L'intimidation des médecins de terrain

Le pire n’est pas atteint. Des bénévoles, soucieux d’aider à la mutualisation de ces essais et des résultats, ont signalé aux ordres professionnels des médecins, la nature et l’intérêt de cette démarche empirique conduite avec des médicaments, par ailleurs disponibles depuis longtemps sur le marché. Le 20 avril 2020, une réponse donnée à ces bénévoles est tombée comme le couperet de la guillotine, un couperet envoyé depuis l’espace où vivent hors humanité des experts déracinés. Cette réponse, presque digne des missives d’un Etat français installé sur les bords de l’Allier, est violente. Pour résumer, il est indiqué à ces bénévoles que les traitements administrés aux patients atteints du Covid-19 n’ont reçu aucune validation scientifique et ne répondent pas aux exigences réglementaires sur les essais cliniques (de nouveau la litanie). Mieux, ces bénévoles apprennent que ces médecins soucieux du serment d’Hippocrate, font fi de toute réglementation et encourent des sanctions disciplinaires voire des sanctions pénales. Cerise sur le gâteau, ces bénévoles sont informés que ces médecins ont été signalés.

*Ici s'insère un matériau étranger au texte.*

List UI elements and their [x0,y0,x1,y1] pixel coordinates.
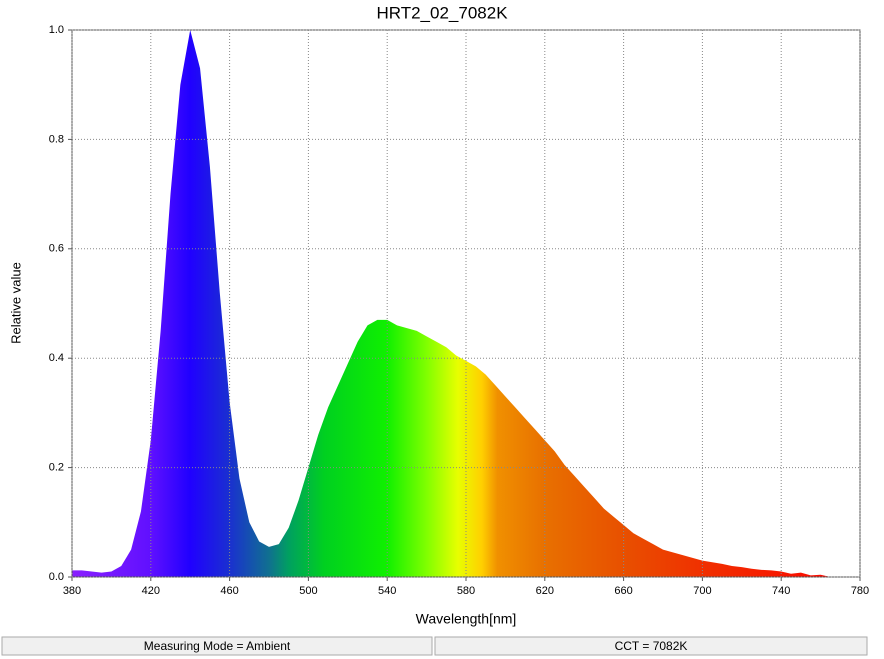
x-tick-label: 380 [63,585,81,597]
x-tick-label: 780 [851,585,869,597]
status-text: CCT = 7082K [615,639,688,653]
x-tick-label: 660 [614,585,632,597]
x-tick-label: 620 [536,585,554,597]
y-tick-label: 0.0 [49,571,64,583]
status-cell [434,636,868,656]
spectrum-area [72,30,831,577]
x-tick-label: 500 [299,585,317,597]
y-tick-label: 1.0 [49,24,64,36]
status-cell [1,636,433,656]
x-tick-label: 580 [457,585,475,597]
status-text: Measuring Mode = Ambient [144,639,291,653]
y-tick-label: 0.4 [49,352,64,364]
y-tick-label: 0.6 [49,243,64,255]
x-tick-label: 700 [693,585,711,597]
x-axis-label: Wavelength[nm] [416,611,517,627]
y-tick-label: 0.8 [49,133,64,145]
x-tick-label: 420 [142,585,160,597]
y-axis-label: Relative value [8,262,23,344]
x-tick-label: 540 [378,585,396,597]
x-tick-label: 740 [772,585,790,597]
chart-title: HRT2_02_7082K [376,3,508,22]
x-tick-label: 460 [220,585,238,597]
y-tick-label: 0.2 [49,462,64,474]
plot-area [72,30,831,577]
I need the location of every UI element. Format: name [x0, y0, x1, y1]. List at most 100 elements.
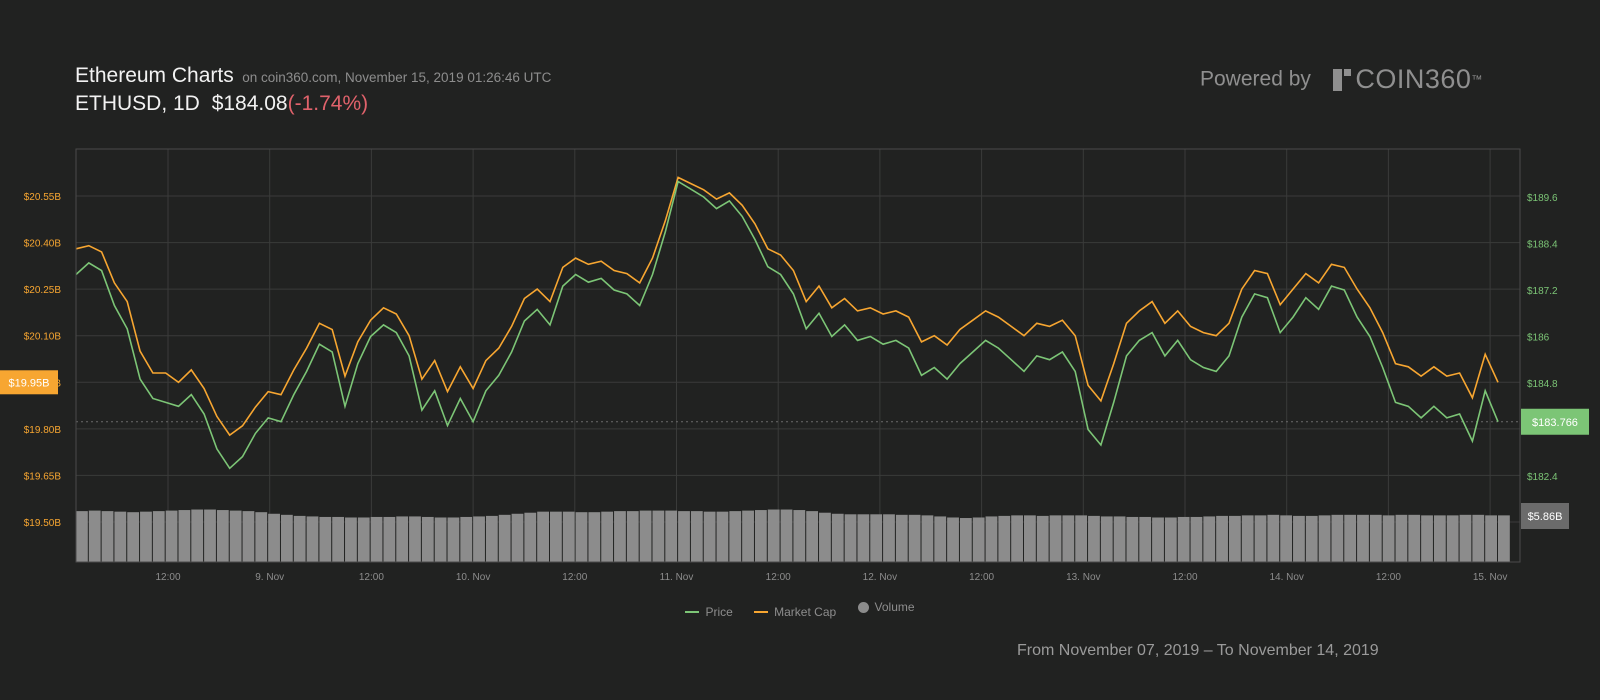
page-subtitle: on coin360.com, November 15, 2019 01:26:… — [242, 70, 552, 85]
volume-bar — [1421, 515, 1433, 562]
y-left-tick: $19.65B — [24, 471, 62, 482]
price-line — [75, 180, 1499, 470]
x-tick: 12. Nov — [863, 572, 897, 583]
volume-bar — [819, 512, 831, 562]
volume-bar — [1305, 515, 1318, 562]
volume-bar — [524, 512, 537, 562]
volume-bar — [639, 510, 652, 562]
date-range: From November 07, 2019 – To November 14,… — [1017, 642, 1379, 659]
volume-bar — [601, 511, 614, 562]
x-tick: 12:00 — [766, 572, 791, 583]
y-right-tick: $182.4 — [1527, 472, 1558, 483]
volume-bar — [1164, 517, 1177, 562]
volume-bar — [870, 514, 883, 562]
x-tick: 12:00 — [359, 572, 384, 583]
volume-bar — [255, 512, 268, 562]
volume-bar — [1241, 515, 1254, 562]
x-tick: 12:00 — [969, 572, 994, 583]
volume-bar — [921, 515, 934, 562]
chart-axes — [75, 148, 1521, 563]
volume-bar — [268, 513, 280, 562]
volume-bar — [703, 511, 716, 562]
volume-bar — [421, 516, 434, 562]
legend-item-price[interactable]: Price — [685, 605, 733, 619]
volume-bar — [1228, 515, 1241, 562]
x-tick: 10. Nov — [456, 572, 490, 583]
volume-bar — [204, 509, 216, 562]
volume-bar — [562, 511, 575, 562]
logo-text: COIN360 — [1355, 64, 1472, 94]
volume-bar — [1395, 514, 1408, 562]
y-left-tick: $20.40B — [24, 239, 62, 250]
volume-bar — [972, 517, 985, 562]
volume-bar — [306, 516, 319, 562]
volume-bar — [1382, 515, 1395, 562]
volume-badge — [1521, 503, 1569, 529]
volume-bar — [434, 517, 447, 562]
volume-bar — [293, 515, 306, 562]
volume-bar — [1075, 515, 1088, 562]
legend-item-volume[interactable]: Volume — [857, 600, 915, 614]
volume-bar — [280, 514, 293, 562]
volume-bar — [498, 514, 511, 562]
volume-bar — [1408, 514, 1421, 562]
volume-bar — [806, 511, 819, 562]
market-cap-swatch — [754, 610, 769, 613]
volume-bar — [1203, 516, 1216, 562]
volume-bar — [1190, 516, 1203, 562]
volume-bar — [614, 511, 626, 562]
volume-bar — [678, 511, 690, 562]
market-cap-badge — [0, 370, 58, 395]
volume-bar — [370, 516, 383, 562]
chart-grid — [76, 149, 1520, 562]
volume-bar — [1318, 515, 1331, 562]
y-left-tick: $19.80B — [24, 425, 62, 436]
volume-bars — [76, 509, 1510, 562]
volume-bar — [1280, 515, 1293, 562]
current-price: $184.08 — [211, 92, 288, 115]
market-cap-line — [75, 176, 1499, 437]
x-tick: 14. Nov — [1269, 572, 1303, 583]
x-tick: 9. Nov — [255, 572, 284, 583]
volume-bar — [1139, 516, 1152, 562]
volume-bar — [242, 511, 255, 562]
volume-bar — [780, 509, 793, 562]
volume-bar — [1216, 515, 1228, 562]
volume-bar — [767, 509, 780, 562]
volume-bar — [140, 511, 152, 562]
volume-bar — [332, 516, 345, 562]
price-badge-label: $183.766 — [1532, 417, 1578, 429]
volume-bar — [127, 512, 140, 562]
volume-bar — [1177, 516, 1190, 562]
volume-bar — [1344, 514, 1357, 562]
volume-bar — [1049, 515, 1062, 562]
volume-bar — [383, 516, 396, 562]
volume-bar — [1472, 514, 1485, 562]
volume-bar — [485, 515, 498, 562]
volume-bar — [1126, 516, 1139, 562]
volume-bar — [831, 513, 844, 562]
powered-by-label: Powered by — [1200, 67, 1311, 91]
volume-bar — [345, 517, 357, 562]
legend-item-market-cap[interactable]: Market Cap — [754, 605, 836, 619]
y-left-tick: $19.50B — [24, 518, 62, 529]
volume-bar — [1433, 515, 1446, 562]
y-right-tick: $188.4 — [1527, 240, 1558, 251]
volume-bar — [88, 510, 101, 562]
chart-legend: Price Market Cap Volume — [0, 600, 1600, 619]
volume-bar — [178, 510, 191, 562]
volume-bar — [754, 510, 767, 562]
x-tick: 15. Nov — [1473, 572, 1507, 583]
volume-bar — [460, 516, 473, 562]
volume-bar — [575, 512, 588, 562]
volume-bar — [998, 515, 1011, 562]
volume-bar — [1011, 515, 1023, 562]
volume-bar — [883, 514, 895, 562]
legend-label-market-cap: Market Cap — [774, 604, 837, 619]
volume-bar — [229, 510, 242, 562]
coin360-logo[interactable]: COIN360 ™ — [1333, 64, 1482, 95]
pair-label: ETHUSD, 1D — [75, 92, 200, 115]
volume-bar — [1088, 515, 1100, 562]
volume-bar — [1062, 515, 1075, 562]
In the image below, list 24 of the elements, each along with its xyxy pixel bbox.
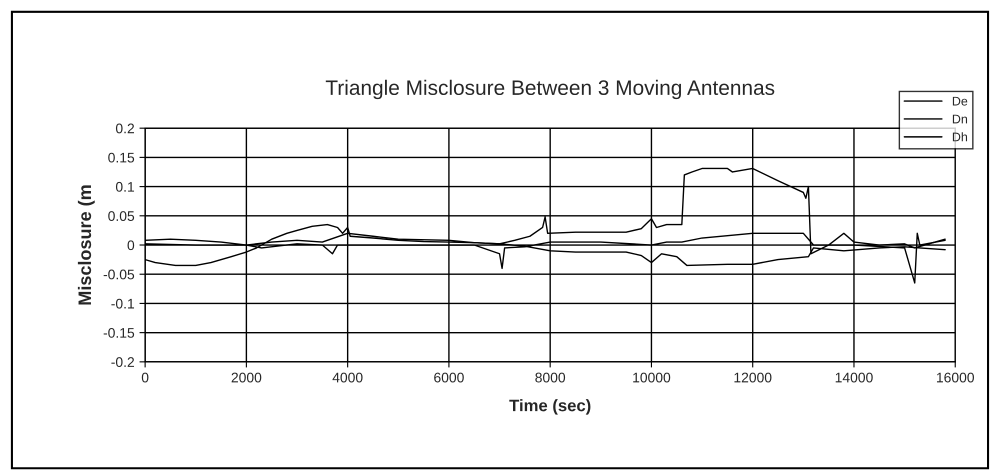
x-tick-label: 4000 [332,372,363,382]
y-tick-label: 0.1 [116,182,134,192]
x-tick-label: 2000 [232,372,262,382]
y-tick-label: -0.2 [111,357,134,368]
x-tick-label: 8000 [535,372,566,382]
y-tick-label: 0.2 [116,124,134,134]
legend-label: De [952,96,968,106]
y-axis-title: Misclosure (m [78,185,95,305]
x-tick-label: 0 [142,372,148,382]
x-tick-label: 16000 [936,372,974,382]
x-axis-title: Time (sec) [509,399,590,415]
legend-label: Dn [952,114,968,124]
y-tick-label: 0.15 [108,152,134,163]
x-tick-label: 14000 [836,372,873,382]
legend-label: Dh [952,132,968,142]
y-tick-label: -0.15 [104,328,134,338]
y-tick-label: -0.05 [104,270,134,280]
x-tick-label: 6000 [434,372,464,382]
y-tick-label: 0.05 [108,211,134,221]
y-tick-label: -0.1 [111,298,134,309]
y-tick-label: 0 [128,240,134,250]
chart-title: Triangle Misclosure Between 3 Moving Antennas [326,80,774,100]
x-tick-label: 12000 [734,372,772,382]
x-tick-label: 10000 [633,372,670,382]
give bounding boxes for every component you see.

Voilà comment on traite des médecins qui tentent de soigner leurs patients en prescrivant une combinaison de molécules anciennes et dont les effets secondaires sont documentés et connus. Vouloir sauver des vies en dehors de la règle des « essais conduits selon un système randomisé en double aveugle où ni le prescripteur, ni le patient ne savent qui est soigné et qui reçoit le placebo  » mérite le pénal et la mort sociale de ces étranges individus qui veulent devancer le virus pour le vaincre.

Le monde est fou.

Cette mélopée sacrificielle des « essais conduits selon un système randomisé en double aveugle où ni le prescripteur, ni le patient ne savent qui est soigné et qui reçoit le placebo » rend fou à force d’être entendue comme unique justificatif pour balayer tous les traitements possibles. Elle rend fou ceux qui l’entendent mais elle a déjà rendu fou ceux qui la prononcent sans en voir les horreurs et les vices. Il y a donc bien une autre pandémie parallèle à celle du Coronavirus, cette pandémie a disséminé une pathologie qui a façonné chez l'humain une attitude autodestructrice connue depuis de nombreuses années par les Amérindiens, c’est un virus « psychique » que les peuples natifs nomment wétiko, « terme créé pour désigner une personne ou un esprit malveillant qui terrorise les autres.  » Le rejet de tout ce qui n’entre pas dans «  un système randomisé en double aveugle où ni le prescripteur, ni le patient ne savent qui est soigné et qui reçoit le placebo » est particulièrement malveillant vis-à-vis de patients dont l’espérance de vie peut se mesurer en semaines.

Cette répétition inlassable de cette mélopée des essais en double aveugle sur toutes les lèvres me fait songer à ce film horrifique : l’Invasion des profanateurs. Des être humains n’ont plus d’humain que leur apparence physique. A l’intérieur de ces corps, des créatures d’un autre monde ont pris place. Cette ritournelle des « essais conduits selon un système randomisé en double aveugle où ni le prescripteur, ni le patient ne savent qui est soigné et qui reçoit le placebo » me parait de plus en plus rabâchée par des êtres qui ont perdu toute capacité de réflexion, d’adaptation à leur environnement et de compréhension de l’urgence à sauver des vies humaines. Le tragique accompagne nos heures de confinement.